Sonucu ne olursa olsun, ahtapotlar çiftleştikten hemen sonra ölürler. Erkek üreme sırasında üçüncü sağ kolunu dişinin manto boşluğuna yerleştirir ve spermi bırakır. Bazı durumlarda spermi kelimenin tam anlamıyla elinden dişiye verir.

Dişiler genellikle 200.000 ila 400.000 yumurta bırakırlar. Yumurtalar çatlayana kadar saplantılı bir şekilde korurlar. Bu süreçte yemeyi bile bırakırlar. Yavrular yumurtadan çıktığında annenin hücreleri ölmeye başlar. Dokular ve organlar parçalanır. Bu esnada erkek uzaklara yüzmüştür. O da birkaç ay içinde ölür.

Yavrular yumurtadan çıktığında larva formundadır. Plankton bulutlarında sürüklenirler ve olgunlaşana kadar diğer hayvan larvalarını yerler. Plankton bulutunda olmaları diğer plankton avcıları tarafından yenilme tehlikesi doğurur.

Ahtapotların Sınıflandırması

Octopoda'nın iki alt takımı vardır: Daha çok bilinen Incirrina (veya Incirrata) ve daha az bilinen Cirrina (veya Cirrata). Cirrata'lar iki kanatçığa ve bir iç kabuğa sahipler (bu da küçük yerlerden geçmelerini zorlaştırır).

Bütünleştirilmiş Taksonomik Bilgi Sistemi'ne göre taksonomisi:

Krallık: Hayvanlar, Şube: Yumuşakçalar, Sınıf: Kafadan bacaklılar, Alt sınıf: Coleoidea, Üst takım: Octobrachia, Takım: Octopoda.

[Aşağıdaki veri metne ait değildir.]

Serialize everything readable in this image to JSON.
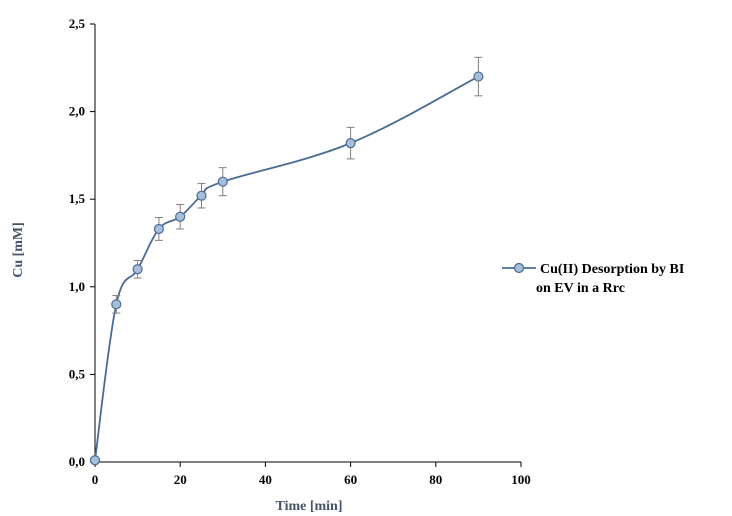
{
  "colors": {
    "series_line": "#4a6b94",
    "marker_fill": "#a7bedb",
    "marker_stroke": "#4a6b94",
    "error_bar": "#7f7f7f",
    "axis": "#000000",
    "axis_title": "#44546a"
  },
  "chart_data": {
    "type": "line",
    "title": "",
    "xlabel": "Time [min]",
    "ylabel": "Cu [mM]",
    "xlim": [
      0,
      100
    ],
    "ylim": [
      0,
      2.5
    ],
    "x_ticks": [
      "0",
      "20",
      "40",
      "60",
      "80",
      "100"
    ],
    "y_ticks": [
      "0,0",
      "0,5",
      "1,0",
      "1,5",
      "2,0",
      "2,5"
    ],
    "grid": false,
    "legend": "right",
    "smooth": true,
    "series": [
      {
        "name": "Cu(II) Desorption by BI on EV in a Rrc",
        "legend_lines": [
          "Cu(II) Desorption by BI",
          "on EV in a Rrc"
        ],
        "x": [
          0,
          5,
          10,
          15,
          20,
          25,
          30,
          60,
          90
        ],
        "y": [
          0.01,
          0.9,
          1.1,
          1.33,
          1.4,
          1.52,
          1.6,
          1.82,
          2.2
        ],
        "error": [
          0.0,
          0.05,
          0.05,
          0.065,
          0.07,
          0.07,
          0.08,
          0.09,
          0.11
        ]
      }
    ]
  }
}
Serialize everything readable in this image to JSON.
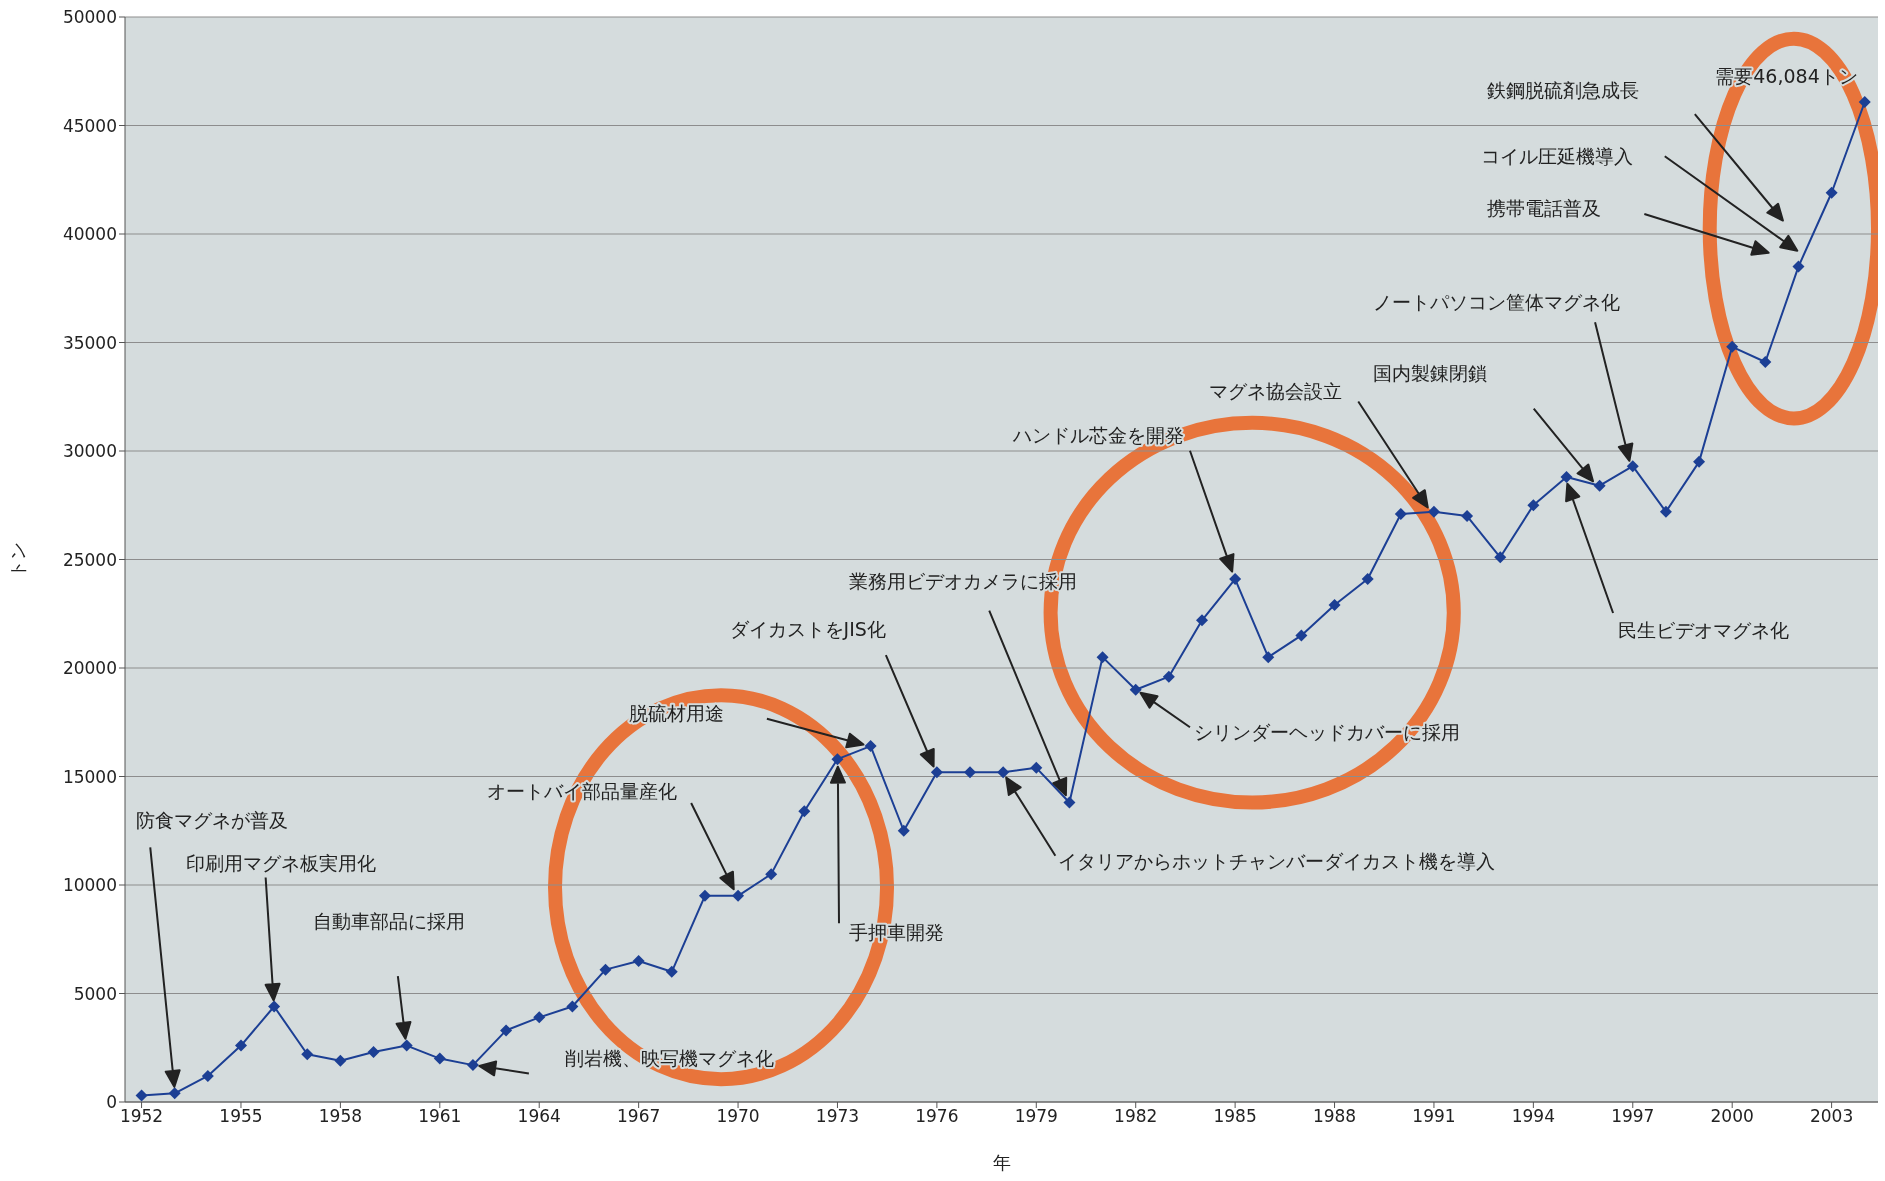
{
  "chart_data": {
    "type": "line",
    "xlabel": "年",
    "ylabel": "トン",
    "x": [
      1952,
      1953,
      1954,
      1955,
      1956,
      1957,
      1958,
      1959,
      1960,
      1961,
      1962,
      1963,
      1964,
      1965,
      1966,
      1967,
      1968,
      1969,
      1970,
      1971,
      1972,
      1973,
      1974,
      1975,
      1976,
      1977,
      1978,
      1979,
      1980,
      1981,
      1982,
      1983,
      1984,
      1985,
      1986,
      1987,
      1988,
      1989,
      1990,
      1991,
      1992,
      1993,
      1994,
      1995,
      1996,
      1997,
      1998,
      1999,
      2000,
      2001,
      2002,
      2003,
      2004
    ],
    "series": [
      {
        "color": "#1c3f94",
        "values": [
          300,
          400,
          1200,
          2600,
          4400,
          2200,
          1900,
          2300,
          2600,
          2000,
          1700,
          3300,
          3900,
          4400,
          6100,
          6500,
          6000,
          9500,
          9500,
          10500,
          13400,
          15800,
          16400,
          12500,
          15200,
          15200,
          15200,
          15400,
          13800,
          20500,
          19000,
          19600,
          22200,
          24100,
          20500,
          21500,
          22900,
          24100,
          27100,
          27200,
          27000,
          25100,
          27500,
          28800,
          28400,
          29300,
          27200,
          29500,
          34800,
          34100,
          38500,
          41900,
          46084
        ]
      }
    ],
    "xlim": [
      1951.5,
      2004.4
    ],
    "xticks": [
      1952,
      1955,
      1958,
      1961,
      1964,
      1967,
      1970,
      1973,
      1976,
      1979,
      1982,
      1985,
      1988,
      1991,
      1994,
      1997,
      2000,
      2003
    ],
    "ylim": [
      0,
      50000
    ],
    "yticks": [
      0,
      5000,
      10000,
      15000,
      20000,
      25000,
      30000,
      35000,
      40000,
      45000,
      50000
    ],
    "grid": "y",
    "marker": "diamond",
    "line_style": "solid",
    "annotations": [
      "防食マグネが普及",
      "印刷用マグネ板実用化",
      "自動車部品に採用",
      "削岩機、映写機マグネ化",
      "オートバイ部品量産化",
      "脱硫材用途",
      "手押車開発",
      "ダイカストをJIS化",
      "業務用ビデオカメラに採用",
      "イタリアからホットチャンバーダイカスト機を導入",
      "ハンドル芯金を開発",
      "シリンダーヘッドカバーに採用",
      "マグネ協会設立",
      "国内製錬閉鎖",
      "ノートパソコン筐体マグネ化",
      "民生ビデオマグネ化",
      "鉄鋼脱硫剤急成長",
      "コイル圧延機導入",
      "携帯電話普及",
      "需要46,084トン"
    ]
  }
}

Ahtapotların Korunma Durumu

IUCN Kırmızı Listesi'ne göre çoğu ahtapot türü tehlike altında değil. Genelde en az endişe verici kategorisine yerleştirilir veya veri eksikliği olduğu belirtilir. Dolayısıyla bu canlılar hakkında hala daha fazla veriye ihtiyacımız var.

Yeni Zelanda'da bulunan Cirroctopus hochbergi türünün tehlike altında olduğu biliniyor. Trol ile balık tutma faaliyetleri nedeniyle yaşam alanları daralmış ve popülasyon yoğunluğu düşmüştür.